Archive for October, 2009
Tuesday, October 27th, 2009
Incontro e dibattito sulla Rivoluzione Sovietica
Sabato 7 novembre 2009:
ore 17,00 – Sally Brown, via degli Etruschi 3a:
Dibattito con la partecipazione di Carlo Fredduzzi (giornalista esperto di storia sovietica). A seguire aperitivo russo
ore 22,00 – Spazio Sociale 26, via dei Volsci 26:
Festeggiamenti.
Sul finire di ottobre di quasi un secolo fa pattuglie d’avanguardia di soldati e operai, a Mosca e Pietrogrado, davano l’assalto ai cadenti fortilizi del vecchio ordine, postzarista e neodemocratico, liberando verso l’alto le energie giovani e creative della parte più avanzata della società. Armato di fede e volontà l’esercito di popolo (comunisti, anarchici, socialisti) cambiava per sempre il corso della storia, infondendo coraggio e determinazione alla lotta degli oppressi e dei lavoratori in ogni parte del mondo.
Senza voler tessere lodi acritiche di un uomo o di un partito, senza fini agiografici fuori tempo massimo, ma con pervicace spirito critico e autocritico che si misuri coi limiti storici dell’utopia, intendiamo affrontare ciò che resta in una società che sembra essere la negazione ontologica dell’ardimento e della volontà, di quel meraviglioso spirito rivoluzionario.
PROMUOVONO: Patria Socialista, RASH Roma
Thursday, October 22nd, 2009
Con la lettura di un interessante e poco conosciuto documento a firma UNIONE SPIRITUALE DANNUNZIANA (l’organizzazione nata dalle ceneri dell’ANAI -Associazione Nazionale Arditi d’Italia- e della FNLF -Federazione Nazionale Legionari Fiumani-, entrambe sciolte d’autorità dal REGIME fascista nel 1924 in quanto invise all’ordine mussoliniano che infatti, gia alla vigilia della “marcia su Roma” aveva patrocinato a Bologna la fondazione, in aperta opposizione a queste organizzazioni, della addomesticabile FNAI – Federazione Nazionale Arditi d’Italia), risalente alla fine del 1924 ed elaborato dal Consiglio nazionale di detta associazione per reazione all’omicidio di Stato dell’onorevole socialista Giacomo Matteotti, ha avuto inizio il dibattito sullo Stato libero di Fiume (non su Mario Carli). Circa 90 persone hanno partecipato con grande interesse e attivamente a questo doveroso approfondimento su uno degli episodi rivoluzionari più misconosciuto in ambito storiografico e politico, colpevolmente e acriticamente archiviato da certa sinistra come (more…)
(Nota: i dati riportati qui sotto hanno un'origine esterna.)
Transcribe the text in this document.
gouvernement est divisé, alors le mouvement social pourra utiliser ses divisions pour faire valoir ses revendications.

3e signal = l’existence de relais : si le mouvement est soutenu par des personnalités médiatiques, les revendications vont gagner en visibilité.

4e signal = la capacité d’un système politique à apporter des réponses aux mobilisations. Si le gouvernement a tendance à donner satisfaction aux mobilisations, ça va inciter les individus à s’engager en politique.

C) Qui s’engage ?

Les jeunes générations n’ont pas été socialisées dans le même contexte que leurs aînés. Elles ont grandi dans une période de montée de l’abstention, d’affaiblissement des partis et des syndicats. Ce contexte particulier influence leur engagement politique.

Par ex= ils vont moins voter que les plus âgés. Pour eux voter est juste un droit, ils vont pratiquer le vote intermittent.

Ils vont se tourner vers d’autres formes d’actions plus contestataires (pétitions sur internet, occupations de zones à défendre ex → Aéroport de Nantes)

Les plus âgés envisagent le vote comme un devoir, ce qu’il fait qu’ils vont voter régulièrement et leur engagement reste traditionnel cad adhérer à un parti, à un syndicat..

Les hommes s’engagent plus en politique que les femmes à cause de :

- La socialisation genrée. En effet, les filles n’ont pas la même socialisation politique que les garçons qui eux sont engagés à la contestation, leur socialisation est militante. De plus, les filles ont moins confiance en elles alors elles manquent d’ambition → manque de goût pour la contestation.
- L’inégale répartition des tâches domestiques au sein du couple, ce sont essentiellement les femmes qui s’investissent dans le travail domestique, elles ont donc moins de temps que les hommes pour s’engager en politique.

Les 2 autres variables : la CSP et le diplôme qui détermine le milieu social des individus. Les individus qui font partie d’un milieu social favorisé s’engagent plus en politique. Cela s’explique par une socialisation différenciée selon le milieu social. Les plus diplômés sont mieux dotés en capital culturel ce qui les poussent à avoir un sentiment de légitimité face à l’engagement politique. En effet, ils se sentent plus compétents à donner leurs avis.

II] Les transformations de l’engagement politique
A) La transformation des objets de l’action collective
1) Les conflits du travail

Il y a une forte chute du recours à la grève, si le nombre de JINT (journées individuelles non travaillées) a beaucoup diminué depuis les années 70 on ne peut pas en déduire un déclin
Tuesday, October 6th, 2009
Incontro, dibattito e mostra sugli aspetti rimossi dell’epopea fiumana.
Sabato 17 ottobre 2009, ore 17,00
Magazzini Popolari Casalbertone, via Baldassarre Orero 61
“Si spiritus pro nobis,quis contra nos?”
Se lo spirito è con noi, chi contro di noi?
Con queste parole D’ Annunzio sancisce la presa di Fiume. Giudicata come una conquista irredentista, si rivelerà ben altro nel corso della sua storia divenendo un simbolo di riscatto dell’onore italico e della giustizia sociale.
All’impresa intervenne ogni genere di ribelle dallo spirito ardito ed avventuriero, fu una scossa per le coscienze intellettuali d’Italia e di gran parte del mondo, istituendosi come monumento alla lotta dei popoli oppressi.
Un’analisi di ciò che è stata la sua “conquista”, dello spirito legionario che l’ha condotta, dell’utopia proto-socialista che l’ha governata, insieme alla riscoperta e alla riappropriazione di una vastità di simbologie di nostra antica appartenenza, di quella Reggenza ufficialmente riconosciuta solo dalla Russia rivoluzionaria di Lenin.
Una visione d’insieme di ciò che ha rappresentato l’istituzione della “Reggenza del Carnaro” nei suoi obbiettivi e nel suo stile di vita.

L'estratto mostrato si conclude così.